I have an application that involves some lines, and I would like to draw realistic 3d line widths. Trouble is, OpenGL only seems to support drawing lines a minumum of 1 pixel wide. Any smaller, and they stay at 1 pixel. If I set my hardware to oversampling, I can get smaller, but there’s still a minimum limitation, and I would prefer not to have to oversample every rendering.
Is there an easy way to draw OpenGL lines smaller than one pixel? Or should I just change my code to draw them as cylinders (with no lighting because I want flat coloured lines) so that they will have their correct display, with a slight performance overhead for rendering the cylinders.
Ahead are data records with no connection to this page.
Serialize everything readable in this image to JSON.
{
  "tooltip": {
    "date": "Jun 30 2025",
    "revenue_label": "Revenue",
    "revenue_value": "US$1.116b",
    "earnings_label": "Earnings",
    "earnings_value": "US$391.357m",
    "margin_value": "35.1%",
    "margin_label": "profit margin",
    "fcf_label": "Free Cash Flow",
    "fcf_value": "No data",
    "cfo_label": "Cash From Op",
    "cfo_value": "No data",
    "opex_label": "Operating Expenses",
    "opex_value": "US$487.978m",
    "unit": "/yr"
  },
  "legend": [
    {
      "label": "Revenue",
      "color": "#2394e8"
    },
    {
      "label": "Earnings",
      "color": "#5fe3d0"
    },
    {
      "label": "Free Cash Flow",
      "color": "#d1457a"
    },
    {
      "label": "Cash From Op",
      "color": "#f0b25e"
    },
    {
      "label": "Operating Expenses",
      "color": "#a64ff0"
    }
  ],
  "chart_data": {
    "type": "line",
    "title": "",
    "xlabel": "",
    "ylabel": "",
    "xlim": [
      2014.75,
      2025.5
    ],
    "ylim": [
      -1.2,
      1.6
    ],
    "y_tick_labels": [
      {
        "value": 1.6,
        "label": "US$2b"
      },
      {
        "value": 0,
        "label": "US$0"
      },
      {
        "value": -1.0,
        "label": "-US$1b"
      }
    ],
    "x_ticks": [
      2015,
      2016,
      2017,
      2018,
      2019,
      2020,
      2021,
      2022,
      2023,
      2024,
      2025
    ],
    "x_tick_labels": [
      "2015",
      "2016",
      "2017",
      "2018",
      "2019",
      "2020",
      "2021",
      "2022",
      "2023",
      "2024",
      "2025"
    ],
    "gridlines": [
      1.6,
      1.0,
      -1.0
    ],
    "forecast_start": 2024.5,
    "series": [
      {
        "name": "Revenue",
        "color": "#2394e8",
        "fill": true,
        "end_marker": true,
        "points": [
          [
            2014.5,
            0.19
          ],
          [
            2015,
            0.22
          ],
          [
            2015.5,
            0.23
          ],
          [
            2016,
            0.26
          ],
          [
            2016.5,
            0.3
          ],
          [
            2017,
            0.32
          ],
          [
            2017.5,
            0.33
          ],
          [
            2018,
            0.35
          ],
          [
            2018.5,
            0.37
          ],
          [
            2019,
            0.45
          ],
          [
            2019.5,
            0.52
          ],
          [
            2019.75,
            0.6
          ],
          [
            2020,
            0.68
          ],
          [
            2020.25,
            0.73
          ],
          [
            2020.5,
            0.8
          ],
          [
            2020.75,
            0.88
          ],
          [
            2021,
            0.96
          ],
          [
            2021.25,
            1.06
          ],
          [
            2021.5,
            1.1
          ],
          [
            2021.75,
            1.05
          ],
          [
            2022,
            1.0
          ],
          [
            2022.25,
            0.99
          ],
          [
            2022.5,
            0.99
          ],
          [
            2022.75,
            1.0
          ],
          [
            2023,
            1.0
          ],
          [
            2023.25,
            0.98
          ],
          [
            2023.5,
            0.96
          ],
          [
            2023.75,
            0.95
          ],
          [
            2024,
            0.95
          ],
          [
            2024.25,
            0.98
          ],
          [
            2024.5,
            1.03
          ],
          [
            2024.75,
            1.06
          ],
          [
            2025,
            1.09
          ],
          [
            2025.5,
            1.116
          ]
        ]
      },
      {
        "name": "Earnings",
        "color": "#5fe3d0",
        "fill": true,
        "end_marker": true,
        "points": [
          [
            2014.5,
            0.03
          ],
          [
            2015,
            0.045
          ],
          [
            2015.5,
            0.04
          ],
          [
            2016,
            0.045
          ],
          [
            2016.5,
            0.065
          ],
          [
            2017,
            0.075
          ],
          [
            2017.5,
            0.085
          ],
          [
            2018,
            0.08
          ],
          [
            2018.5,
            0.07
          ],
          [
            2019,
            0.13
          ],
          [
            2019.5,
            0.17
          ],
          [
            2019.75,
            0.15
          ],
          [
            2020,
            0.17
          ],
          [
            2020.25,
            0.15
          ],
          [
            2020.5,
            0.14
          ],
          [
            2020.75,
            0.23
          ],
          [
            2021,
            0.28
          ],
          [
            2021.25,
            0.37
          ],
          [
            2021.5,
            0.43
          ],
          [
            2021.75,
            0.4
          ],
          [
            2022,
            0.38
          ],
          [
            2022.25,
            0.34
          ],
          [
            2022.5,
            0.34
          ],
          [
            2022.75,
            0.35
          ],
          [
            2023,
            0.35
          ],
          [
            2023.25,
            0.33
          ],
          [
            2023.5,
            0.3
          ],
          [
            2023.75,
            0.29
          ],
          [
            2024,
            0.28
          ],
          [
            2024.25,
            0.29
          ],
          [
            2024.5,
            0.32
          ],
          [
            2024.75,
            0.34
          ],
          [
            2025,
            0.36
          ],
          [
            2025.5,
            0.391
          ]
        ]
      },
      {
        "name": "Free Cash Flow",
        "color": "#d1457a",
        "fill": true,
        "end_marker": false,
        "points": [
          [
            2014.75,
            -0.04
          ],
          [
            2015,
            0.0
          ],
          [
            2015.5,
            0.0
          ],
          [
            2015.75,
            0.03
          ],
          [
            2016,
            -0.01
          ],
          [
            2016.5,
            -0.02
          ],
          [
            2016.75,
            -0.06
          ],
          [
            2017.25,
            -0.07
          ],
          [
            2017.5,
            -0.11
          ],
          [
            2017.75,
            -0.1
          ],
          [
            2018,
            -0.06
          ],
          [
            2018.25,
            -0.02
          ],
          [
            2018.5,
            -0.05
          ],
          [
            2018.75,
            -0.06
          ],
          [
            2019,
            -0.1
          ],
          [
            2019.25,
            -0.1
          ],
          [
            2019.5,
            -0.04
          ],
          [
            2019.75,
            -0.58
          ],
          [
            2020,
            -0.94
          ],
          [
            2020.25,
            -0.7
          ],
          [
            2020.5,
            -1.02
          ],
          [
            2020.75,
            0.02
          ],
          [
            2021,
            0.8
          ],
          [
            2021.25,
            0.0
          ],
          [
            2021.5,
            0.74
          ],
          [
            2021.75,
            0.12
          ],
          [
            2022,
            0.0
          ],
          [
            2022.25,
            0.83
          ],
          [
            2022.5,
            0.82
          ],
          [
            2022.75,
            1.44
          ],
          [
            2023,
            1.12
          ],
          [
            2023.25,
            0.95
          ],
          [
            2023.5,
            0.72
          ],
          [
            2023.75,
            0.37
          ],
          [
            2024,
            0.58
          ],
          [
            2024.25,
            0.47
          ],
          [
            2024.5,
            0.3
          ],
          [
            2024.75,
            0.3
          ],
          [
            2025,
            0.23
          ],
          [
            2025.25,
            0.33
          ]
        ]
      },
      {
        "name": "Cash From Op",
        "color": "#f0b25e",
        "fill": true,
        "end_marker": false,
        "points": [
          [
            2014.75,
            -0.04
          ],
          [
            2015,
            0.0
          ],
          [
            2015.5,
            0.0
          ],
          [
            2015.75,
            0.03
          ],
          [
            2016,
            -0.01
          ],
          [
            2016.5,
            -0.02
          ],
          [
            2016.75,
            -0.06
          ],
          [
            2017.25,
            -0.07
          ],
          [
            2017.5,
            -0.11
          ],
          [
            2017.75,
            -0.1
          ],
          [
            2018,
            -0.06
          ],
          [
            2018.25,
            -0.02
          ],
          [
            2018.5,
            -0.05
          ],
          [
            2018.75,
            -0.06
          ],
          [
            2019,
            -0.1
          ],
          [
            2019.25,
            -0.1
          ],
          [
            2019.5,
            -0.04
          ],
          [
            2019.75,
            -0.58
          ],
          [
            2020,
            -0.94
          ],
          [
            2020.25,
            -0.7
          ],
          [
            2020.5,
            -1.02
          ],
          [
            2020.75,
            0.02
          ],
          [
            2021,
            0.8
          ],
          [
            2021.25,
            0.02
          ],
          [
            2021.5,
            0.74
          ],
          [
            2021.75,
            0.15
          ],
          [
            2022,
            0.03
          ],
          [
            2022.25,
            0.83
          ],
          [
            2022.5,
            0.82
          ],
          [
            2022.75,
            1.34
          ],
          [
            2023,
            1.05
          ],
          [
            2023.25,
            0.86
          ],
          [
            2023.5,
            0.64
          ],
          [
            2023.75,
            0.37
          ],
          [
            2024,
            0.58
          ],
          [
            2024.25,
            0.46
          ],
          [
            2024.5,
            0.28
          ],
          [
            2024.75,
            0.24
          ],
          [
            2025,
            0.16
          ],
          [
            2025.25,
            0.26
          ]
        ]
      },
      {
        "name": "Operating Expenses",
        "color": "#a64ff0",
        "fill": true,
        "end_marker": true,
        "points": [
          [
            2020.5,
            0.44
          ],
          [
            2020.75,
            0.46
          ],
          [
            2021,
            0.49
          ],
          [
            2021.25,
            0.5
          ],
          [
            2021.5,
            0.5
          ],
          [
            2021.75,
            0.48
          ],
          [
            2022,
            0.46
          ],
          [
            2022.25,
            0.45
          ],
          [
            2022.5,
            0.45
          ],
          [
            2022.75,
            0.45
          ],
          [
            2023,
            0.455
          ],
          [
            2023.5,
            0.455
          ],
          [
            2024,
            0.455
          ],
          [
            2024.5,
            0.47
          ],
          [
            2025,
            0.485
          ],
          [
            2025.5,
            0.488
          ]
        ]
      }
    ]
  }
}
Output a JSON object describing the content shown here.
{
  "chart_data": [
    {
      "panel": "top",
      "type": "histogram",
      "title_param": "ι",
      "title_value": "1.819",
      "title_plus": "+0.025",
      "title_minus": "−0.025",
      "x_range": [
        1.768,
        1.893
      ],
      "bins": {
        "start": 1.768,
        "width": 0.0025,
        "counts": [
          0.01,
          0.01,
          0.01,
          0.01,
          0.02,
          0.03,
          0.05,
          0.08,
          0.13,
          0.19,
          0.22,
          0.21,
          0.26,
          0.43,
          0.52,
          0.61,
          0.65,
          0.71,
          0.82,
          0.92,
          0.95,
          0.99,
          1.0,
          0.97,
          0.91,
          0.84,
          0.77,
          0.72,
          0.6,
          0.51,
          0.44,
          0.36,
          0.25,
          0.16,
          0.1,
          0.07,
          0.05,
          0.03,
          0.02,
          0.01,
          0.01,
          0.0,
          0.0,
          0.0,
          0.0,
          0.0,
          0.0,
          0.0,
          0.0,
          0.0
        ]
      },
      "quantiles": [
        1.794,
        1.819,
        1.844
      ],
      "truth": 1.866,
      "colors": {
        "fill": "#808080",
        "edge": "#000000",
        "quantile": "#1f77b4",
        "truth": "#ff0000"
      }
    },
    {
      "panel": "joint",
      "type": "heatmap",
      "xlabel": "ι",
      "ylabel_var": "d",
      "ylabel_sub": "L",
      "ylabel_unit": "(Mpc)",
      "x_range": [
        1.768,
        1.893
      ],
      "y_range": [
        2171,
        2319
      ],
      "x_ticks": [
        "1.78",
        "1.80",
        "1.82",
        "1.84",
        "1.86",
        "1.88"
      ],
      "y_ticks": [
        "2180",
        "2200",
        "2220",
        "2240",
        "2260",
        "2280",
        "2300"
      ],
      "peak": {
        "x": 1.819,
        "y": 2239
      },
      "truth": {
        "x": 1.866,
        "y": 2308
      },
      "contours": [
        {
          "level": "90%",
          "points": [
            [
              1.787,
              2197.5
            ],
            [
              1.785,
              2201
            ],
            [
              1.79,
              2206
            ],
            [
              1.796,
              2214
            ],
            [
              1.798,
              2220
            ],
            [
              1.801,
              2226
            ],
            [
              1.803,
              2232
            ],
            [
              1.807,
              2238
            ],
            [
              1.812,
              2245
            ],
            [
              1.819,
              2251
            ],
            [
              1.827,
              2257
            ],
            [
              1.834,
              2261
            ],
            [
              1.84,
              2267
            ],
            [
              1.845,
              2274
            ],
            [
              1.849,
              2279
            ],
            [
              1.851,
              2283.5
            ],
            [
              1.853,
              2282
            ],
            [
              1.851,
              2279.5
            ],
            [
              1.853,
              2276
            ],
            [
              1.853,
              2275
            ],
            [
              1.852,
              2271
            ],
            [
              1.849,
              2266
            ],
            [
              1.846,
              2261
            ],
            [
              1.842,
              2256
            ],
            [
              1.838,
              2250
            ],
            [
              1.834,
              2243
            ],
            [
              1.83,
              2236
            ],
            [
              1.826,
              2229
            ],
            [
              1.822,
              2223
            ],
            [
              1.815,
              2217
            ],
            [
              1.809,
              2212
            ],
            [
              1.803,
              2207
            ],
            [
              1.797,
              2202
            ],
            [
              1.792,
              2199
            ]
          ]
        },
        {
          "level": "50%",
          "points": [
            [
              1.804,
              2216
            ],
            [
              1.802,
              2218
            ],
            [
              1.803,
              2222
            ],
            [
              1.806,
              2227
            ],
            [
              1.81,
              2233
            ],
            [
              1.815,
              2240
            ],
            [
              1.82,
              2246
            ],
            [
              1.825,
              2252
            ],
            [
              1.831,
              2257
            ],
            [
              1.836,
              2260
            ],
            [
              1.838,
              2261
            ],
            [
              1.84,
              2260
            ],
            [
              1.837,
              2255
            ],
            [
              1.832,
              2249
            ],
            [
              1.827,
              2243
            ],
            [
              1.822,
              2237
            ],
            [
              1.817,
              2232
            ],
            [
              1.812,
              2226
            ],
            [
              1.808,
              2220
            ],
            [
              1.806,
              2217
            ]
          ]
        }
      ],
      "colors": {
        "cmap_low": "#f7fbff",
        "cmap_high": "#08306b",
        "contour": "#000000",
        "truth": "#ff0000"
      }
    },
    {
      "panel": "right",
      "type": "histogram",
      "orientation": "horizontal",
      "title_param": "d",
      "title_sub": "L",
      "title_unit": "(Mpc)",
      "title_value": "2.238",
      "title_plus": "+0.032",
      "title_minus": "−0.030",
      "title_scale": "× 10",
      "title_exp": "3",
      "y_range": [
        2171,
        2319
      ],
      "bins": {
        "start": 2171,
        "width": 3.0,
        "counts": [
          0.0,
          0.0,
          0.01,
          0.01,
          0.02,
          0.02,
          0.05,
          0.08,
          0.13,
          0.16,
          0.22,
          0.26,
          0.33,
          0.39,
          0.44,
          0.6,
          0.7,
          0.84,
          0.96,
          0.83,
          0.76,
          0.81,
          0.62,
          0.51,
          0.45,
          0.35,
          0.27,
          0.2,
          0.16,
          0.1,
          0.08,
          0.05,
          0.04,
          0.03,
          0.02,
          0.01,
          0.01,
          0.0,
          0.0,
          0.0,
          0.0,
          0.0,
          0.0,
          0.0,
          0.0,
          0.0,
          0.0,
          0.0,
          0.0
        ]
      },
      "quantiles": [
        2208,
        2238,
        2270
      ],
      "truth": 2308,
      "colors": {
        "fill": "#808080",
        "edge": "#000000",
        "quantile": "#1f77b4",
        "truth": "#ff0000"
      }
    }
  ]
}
Thanks for the reply. Yes, these were the 2 workaround solutions I was considering. I’ll probably have to try both and see which gives the best results. With solution 1, I don’t think I’ll bother with z-sorting. It’s a fully rotating model, and I’ve never worked out an easy logical way to do the z-sorting in an efficient way for fast refresh.
Anyway, thanks for confirming my thoughts.
A caveat about opting #2:
remember that clipping must be done in clip coordinate system, before the perspective divide (i.e. before getting to normalized screen coordinate system). Therefore, you must either do your computation in CCS, or clip against the near frustum yourself before doing your computation in NSCS.
Consider the case where a line segment’s endpoint is exactly at the camera’s origin.